My mere placement changed the course of my life. I will not be thankful to those who draw borders of oppression on God's land, but I will only be mindful of that randomness, that I'm nobody, and will never let an unfixed human given 'status' give me any pride or reason to fight against my own flesh and blood. 
I share my own personal challenges that deal more with perception and self-value; I ask what the bigger picture is andwhere I can insert myself. I can share what I know of the fragmented struggles of the common one, but my work cannot fully or even partially reflect the overall challenges. But if you ask me about Palestine, I will tell you about her people, her real heroes, and her beauty; I will cry, telling you about the landscape cloaked with violence; I'll tell you about the beautiful souls and their dreams and how badly I pray for liberation. 
As for art, I see it as a means to showcase the world through different lenses. It may have some scope on an emotional perspective or expose a problem, discourse, or question. Art should activate the mind to play with the ideas that bounce up. Also, the mind should pursue art this way. Let art transport you to reflect on the world with new parameters and consider them. For me, Art should carry questions about existence and shed light on our own biases and our ownillusions. Art shouldn't want to be seen, but felt, its thoughts and suggestions considered.

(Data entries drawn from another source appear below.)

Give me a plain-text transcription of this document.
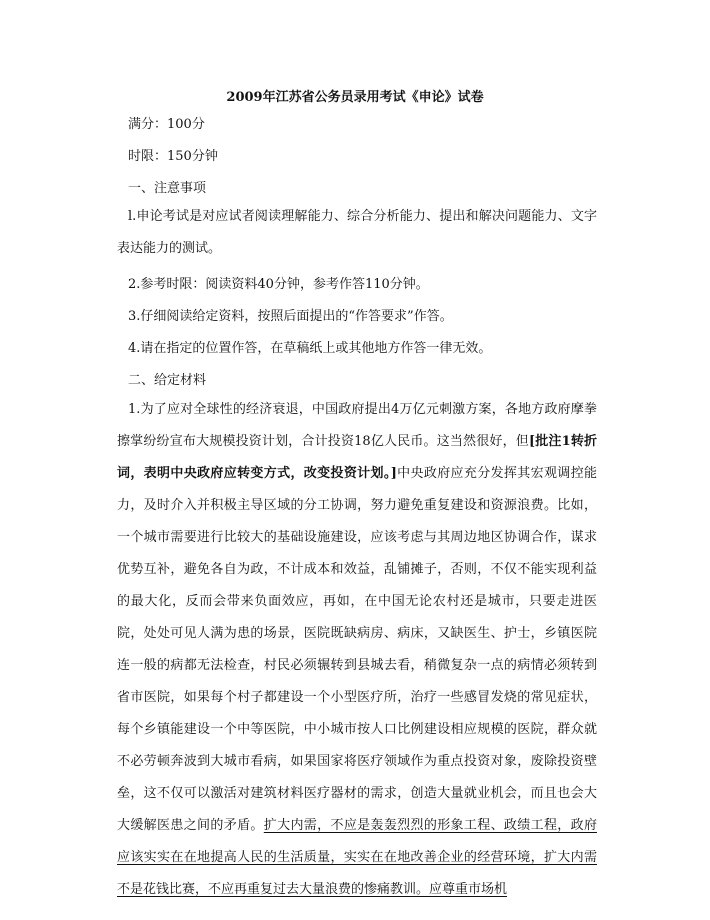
2009年江苏省公务员录用考试《申论》试卷
满分：100分
时限：150分钟
一、注意事项
l.申论考试是对应试者阅读理解能力、综合分析能力、提出和解决问题能力、文字表达能力的测试。
2.参考时限：阅读资料40分钟，参考作答110分钟。
3.仔细阅读给定资料，按照后面提出的“作答要求”作答。
4.请在指定的位置作答，在草稿纸上或其他地方作答一律无效。
二、给定材料
1.为了应对全球性的经济衰退，中国政府提出4万亿元刺激方案，各地方政府摩拳擦掌纷纷宣布大规模投资计划，合计投资18亿人民币。这当然很好，但[批注1转折词，表明中央政府应转变方式，改变投资计划。]中央政府应充分发挥其宏观调控能力，及时介入并积极主导区域的分工协调，努力避免重复建设和资源浪费。比如，一个城市需要进行比较大的基础设施建设，应该考虑与其周边地区协调合作，谋求优势互补，避免各自为政，不计成本和效益，乱铺摊子，否则，不仅不能实现利益的最大化，反而会带来负面效应，再如，在中国无论农村还是城市，只要走进医院，处处可见人满为患的场景，医院既缺病房、病床，又缺医生、护士，乡镇医院连一般的病都无法检查，村民必须辗转到县城去看，稍微复杂一点的病情必须转到省市医院，如果每个村子都建设一个小型医疗所，治疗一些感冒发烧的常见症状，每个乡镇能建设一个中等医院，中小城市按人口比例建设相应规模的医院，群众就不必劳顿奔波到大城市看病，如果国家将医疗领域作为重点投资对象，废除投资壁垒，这不仅可以激活对建筑材料医疗器材的需求，创造大量就业机会，而且也会大大缓解医患之间的矛盾。扩大内需，不应是轰轰烈烈的形象工程、政绩工程，政府应该实实在在地提高人民的生活质量，实实在在地改善企业的经营环境，扩大内需不是花钱比赛，不应再重复过去大量浪费的惨痛教训。应尊重市场机
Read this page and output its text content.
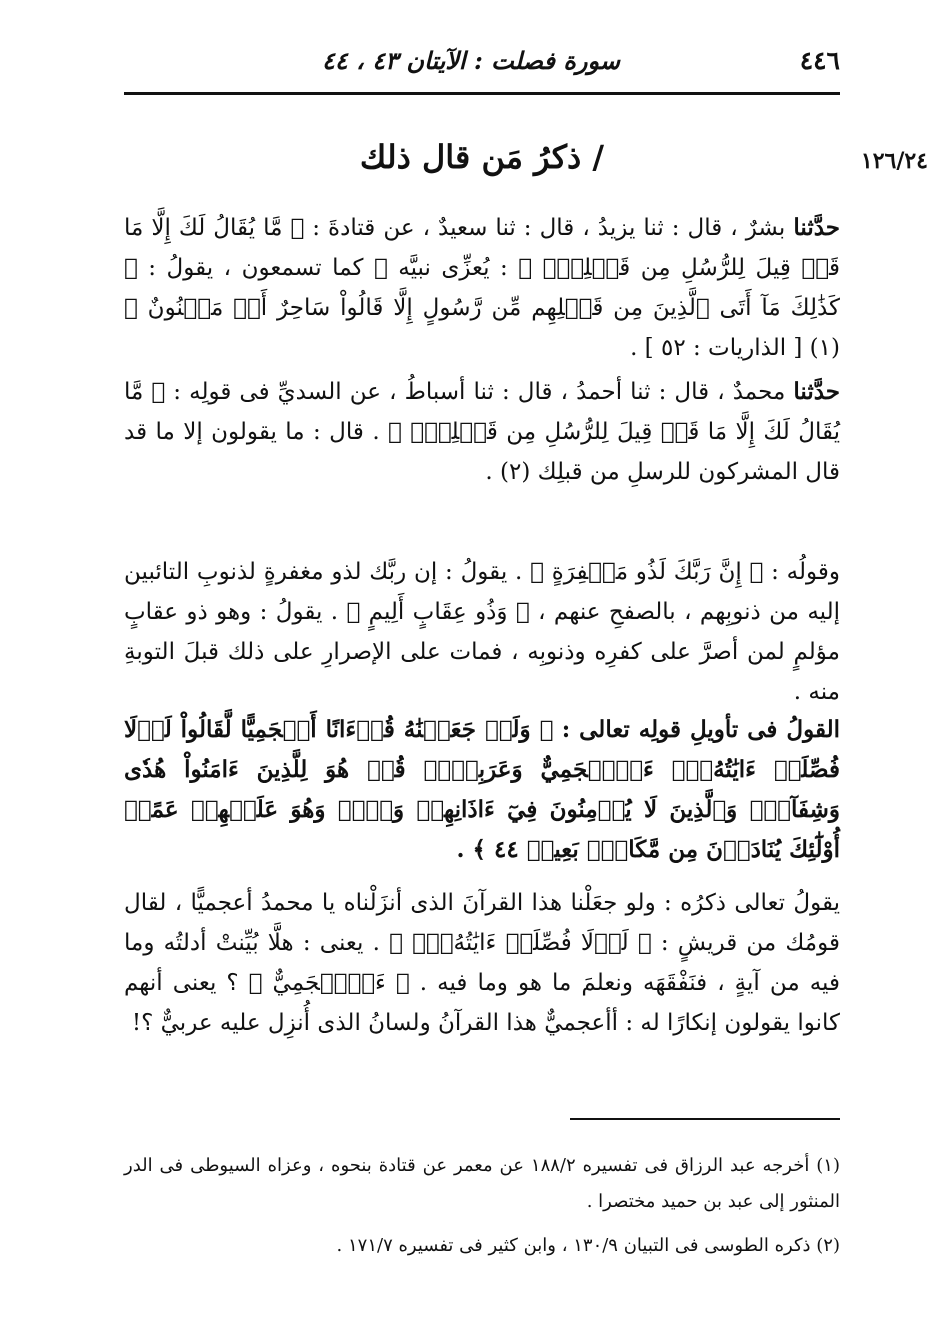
٤٤٦
سورة فصلت : الآيتان ٤٣ ، ٤٤
١٢٦/٢٤
/ ذكرُ مَن قال ذلك
حدَّثنا بشرٌ ، قال : ثنا يزيدُ ، قال : ثنا سعيدٌ ، عن قتادةَ : ﴿ مَّا يُقَالُ لَكَ إِلَّا مَا قَدۡ قِيلَ لِلرُّسُلِ مِن قَبۡلِكَۚ ﴾ : يُعزِّى نبيَّه ﷺ كما تسمعون ، يقولُ : ﴿ كَذَٰلِكَ مَآ أَتَى ٱلَّذِينَ مِن قَبۡلِهِم مِّن رَّسُولٍ إِلَّا قَالُواْ سَاحِرٌ أَوۡ مَجۡنُونٌ ﴾ (١) [ الذاريات : ٥٢ ] .
حدَّثنا محمدٌ ، قال : ثنا أحمدُ ، قال : ثنا أسباطُ ، عن السديِّ فى قولِه : ﴿ مَّا يُقَالُ لَكَ إِلَّا مَا قَدۡ قِيلَ لِلرُّسُلِ مِن قَبۡلِكَۚ ﴾ . قال : ما يقولون إلا ما قد قال المشركون للرسلِ من قبلِك (٢) .
وقولُه : ﴿ إِنَّ رَبَّكَ لَذُو مَغۡفِرَةٍ ﴾ . يقولُ : إن ربَّك لذو مغفرةٍ لذنوبِ التائبين إليه من ذنوبِهم ، بالصفحِ عنهم ، ﴿ وَذُو عِقَابٍ أَلِيمٍ ﴾ . يقولُ : وهو ذو عقابٍ مؤلمٍ لمن أصرَّ على كفرِه وذنوبِه ، فمات على الإصرارِ على ذلك قبلَ التوبةِ منه .
القولُ فى تأويلِ قولِه تعالى : ﴿ وَلَوۡ جَعَلۡنَٰهُ قُرۡءَانًا أَعۡجَمِيًّا لَّقَالُواْ لَوۡلَا فُصِّلَتۡ ءَايَٰتُهُۥٓۖ ءَا۬عۡجَمِيٌّ وَعَرَبِيٌّۗ قُلۡ هُوَ لِلَّذِينَ ءَامَنُواْ هُدٗى وَشِفَآءٞۚ وَٱلَّذِينَ لَا يُؤۡمِنُونَ فِيٓ ءَاذَانِهِمۡ وَقۡرٞ وَهُوَ عَلَيۡهِمۡ عَمًىۚ أُوْلَٰٓئِكَ يُنَادَوۡنَ مِن مَّكَانِۭ بَعِيدٖ ٤٤ ﴾ .
يقولُ تعالى ذكرُه : ولو جعَلْنا هذا القرآنَ الذى أنزَلْناه يا محمدُ أعجميًّا ، لقال قومُك من قريشٍ : ﴿ لَوۡلَا فُصِّلَتۡ ءَايَٰتُهُۥٓۖ ﴾ . يعنى : هلَّا بُيِّنتْ أدلتُه وما فيه من آيةٍ ، فنَفْقَهَه ونعلمَ ما هو وما فيه . ﴿ ءَا۬عۡجَمِيٌّ ﴾ ؟ يعنى أنهم كانوا يقولون إنكارًا له : أأعجميٌّ هذا القرآنُ ولسانُ الذى أُنزِل عليه عربيٌّ ؟!
(١) أخرجه عبد الرزاق فى تفسيره ١٨٨/٢ عن معمر عن قتادة بنحوه ، وعزاه السيوطى فى الدر المنثور إلى عبد بن حميد مختصرا .
(٢) ذكره الطوسى فى التبيان ١٣٠/٩ ، وابن كثير فى تفسيره ١٧١/٧ .
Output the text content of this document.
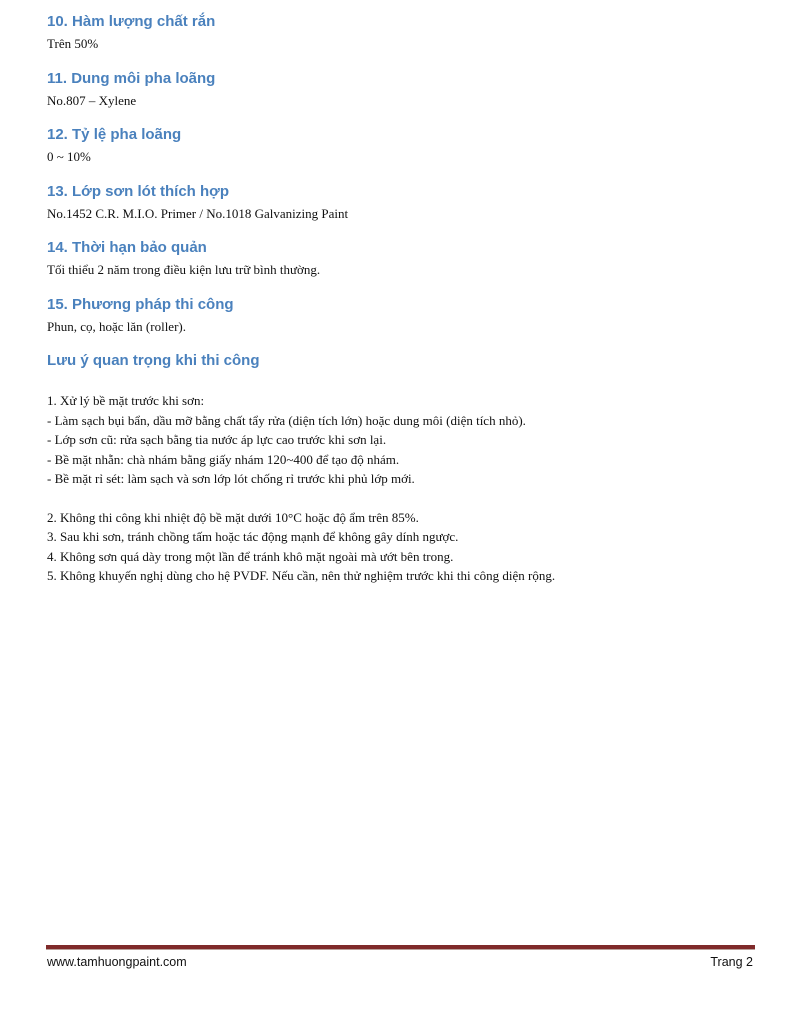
10. Hàm lượng chất rắn

Trên 50%

11. Dung môi pha loãng

No.807 – Xylene

12. Tỷ lệ pha loãng

0 ~ 10%

13. Lớp sơn lót thích hợp

No.1452 C.R. M.I.O. Primer / No.1018 Galvanizing Paint

14. Thời hạn bảo quản

Tối thiểu 2 năm trong điều kiện lưu trữ bình thường.

15. Phương pháp thi công

Phun, cọ, hoặc lăn (roller).

Lưu ý quan trọng khi thi công

1. Xử lý bề mặt trước khi sơn:

- Làm sạch bụi bẩn, dầu mỡ bằng chất tẩy rửa (diện tích lớn) hoặc dung môi (diện tích nhỏ).

- Lớp sơn cũ: rửa sạch bằng tia nước áp lực cao trước khi sơn lại.

- Bề mặt nhẵn: chà nhám bằng giấy nhám 120~400 để tạo độ nhám.

- Bề mặt rỉ sét: làm sạch và sơn lớp lót chống rỉ trước khi phủ lớp mới.

2. Không thi công khi nhiệt độ bề mặt dưới 10°C hoặc độ ẩm trên 85%.

3. Sau khi sơn, tránh chồng tấm hoặc tác động mạnh để không gây dính ngược.

4. Không sơn quá dày trong một lần để tránh khô mặt ngoài mà ướt bên trong.

5. Không khuyến nghị dùng cho hệ PVDF. Nếu cần, nên thử nghiệm trước khi thi công diện rộng.

www.tamhuongpaint.com	Trang 2
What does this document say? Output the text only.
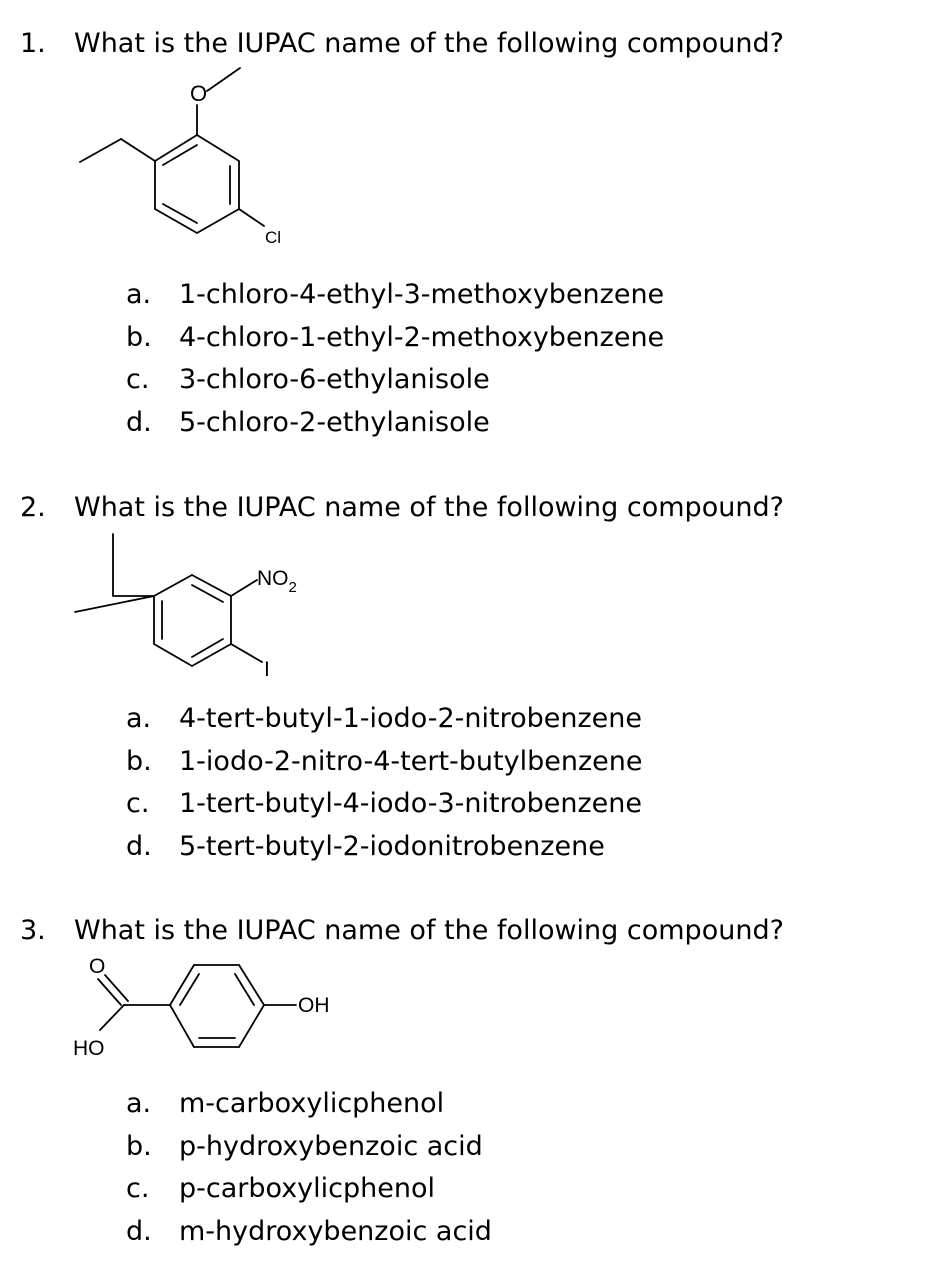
1. What is the IUPAC name of the following compound?
O
Cl
a. 1-chloro-4-ethyl-3-methoxybenzene
b. 4-chloro-1-ethyl-2-methoxybenzene
c. 3-chloro-6-ethylanisole
d. 5-chloro-2-ethylanisole
2. What is the IUPAC name of the following compound?
$NO_2$
I
a. 4-tert-butyl-1-iodo-2-nitrobenzene
b. 1-iodo-2-nitro-4-tert-butylbenzene
c. 1-tert-butyl-4-iodo-3-nitrobenzene
d. 5-tert-butyl-2-iodonitrobenzene
3. What is the IUPAC name of the following compound?
O
HO
OH
a. m-carboxylicphenol
b. p-hydroxybenzoic acid
c. p-carboxylicphenol
d. m-hydroxybenzoic acid
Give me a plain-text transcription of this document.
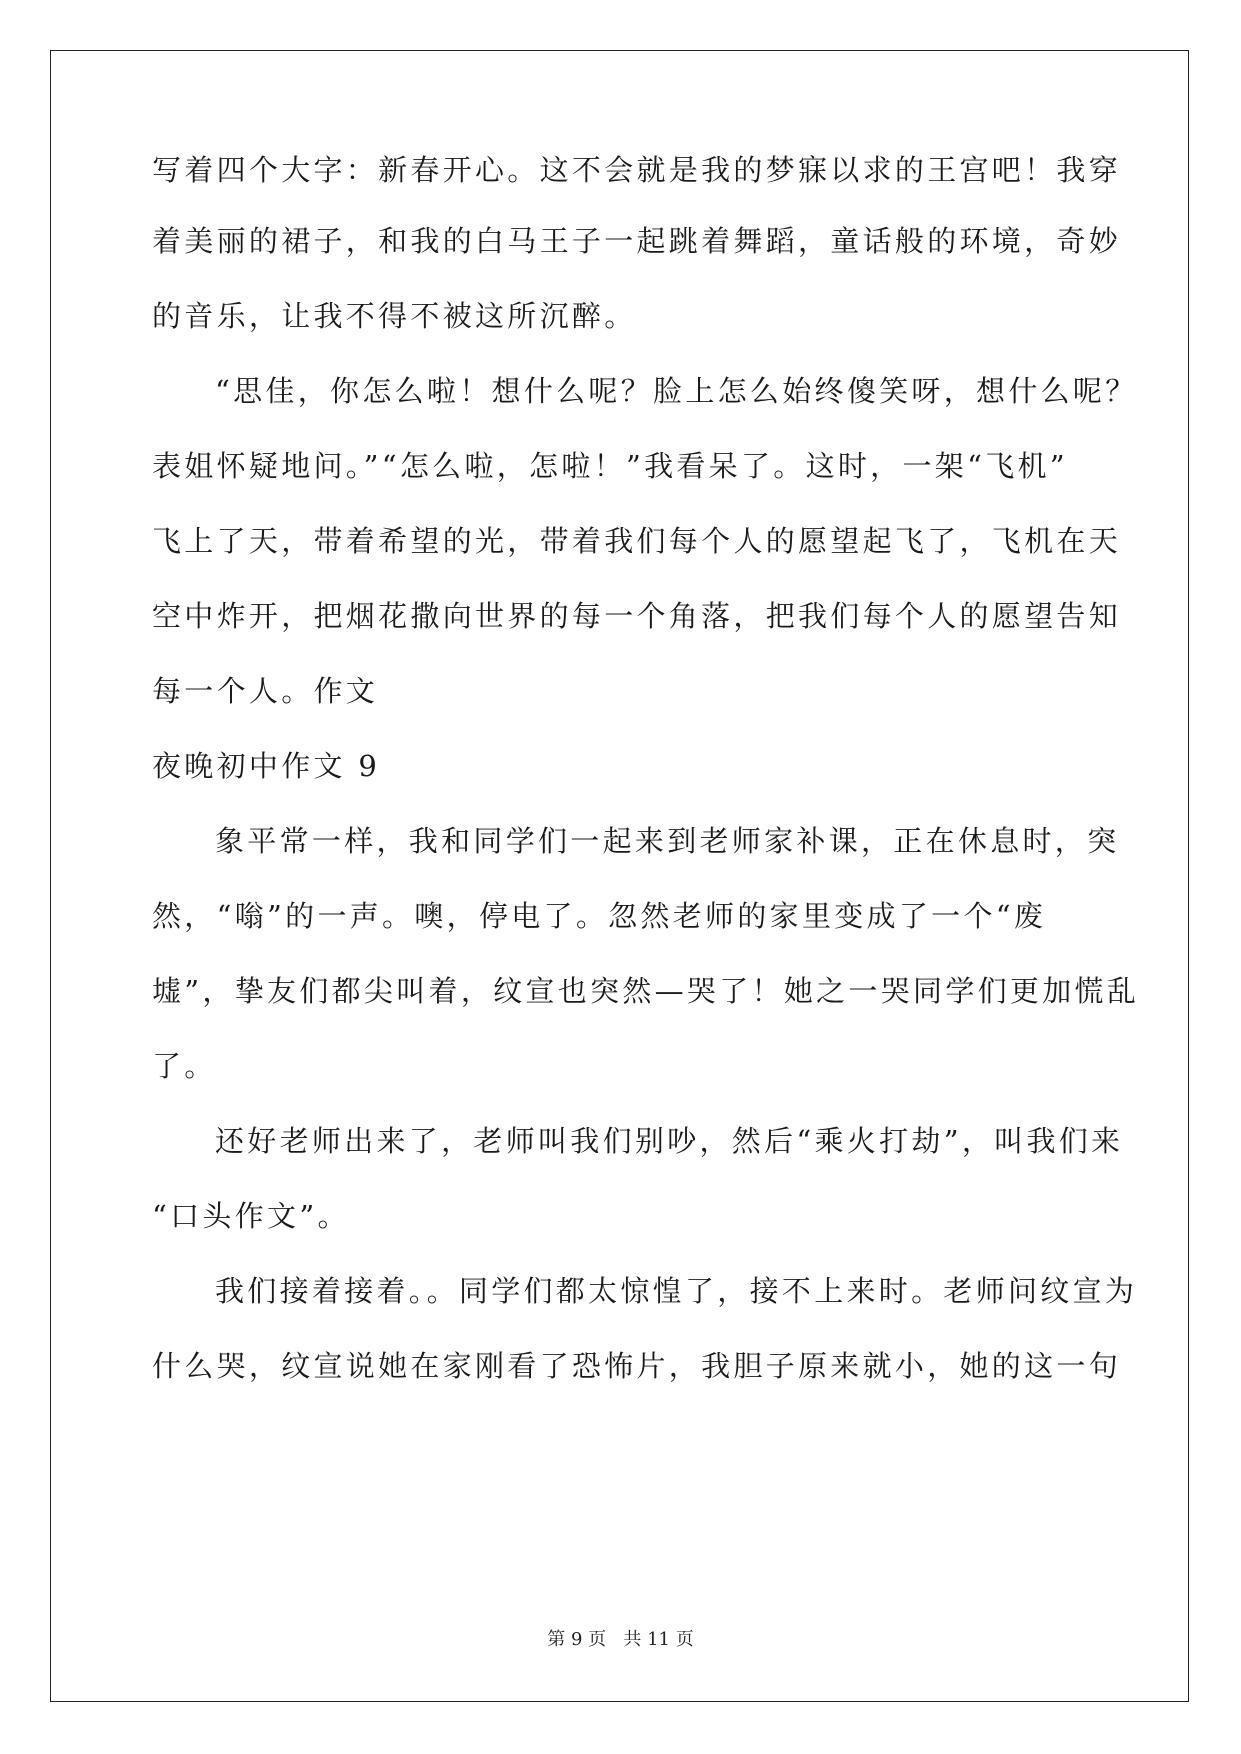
写着四个大字：新春开心。这不会就是我的梦寐以求的王宫吧！我穿
着美丽的裙子，和我的白马王子一起跳着舞蹈，童话般的环境，奇妙
的音乐，让我不得不被这所沉醉。
“思佳，你怎么啦！想什么呢？脸上怎么始终傻笑呀，想什么呢？
表姐怀疑地问。”“怎么啦，怎啦！”我看呆了。这时，一架“飞机”
飞上了天，带着希望的光，带着我们每个人的愿望起飞了，飞机在天
空中炸开，把烟花撒向世界的每一个角落，把我们每个人的愿望告知
每一个人。作文
夜晚初中作文 9
象平常一样，我和同学们一起来到老师家补课，正在休息时，突
然，“嗡”的一声。噢，停电了。忽然老师的家里变成了一个“废
墟”，挚友们都尖叫着，纹宣也突然—哭了！她之一哭同学们更加慌乱
了。
还好老师出来了，老师叫我们别吵，然后“乘火打劫”，叫我们来
“口头作文”。
我们接着接着。。同学们都太惊惶了，接不上来时。老师问纹宣为
什么哭，纹宣说她在家刚看了恐怖片，我胆子原来就小，她的这一句
第 9 页   共 11 页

KISMET, Digital, 2024 © Sharon Rose Benson

Looking ahead, what future projects or themes are you excited to explore in your art?

I want to continue to explore oneness, find ways to illustrate it and embody it as I feel it in my bones. I love keeping up with technologies, but not so much that I want to use them but I think things like AI and singularity bring up very dormant questions about communication, essence and power. Who do we become if our image or likeness does not really belong to us? How does that make you feel? What new thoughts can fertilize in an environment like this? 

Lastly, what is one wish or goal you hope to achieve this year?

This year, I wish to keep my seriousness in my dance practice so I can one day choreograph an entire piece. Dance has a powerful essence and transcends the verbal. A lot of times, I look out the window and ask God to end it all, but if the appointed time is not this moment, we all must keep going and arm ourselves with wisdom, compassion, and direct action. We need to be knit in love and sacrifice.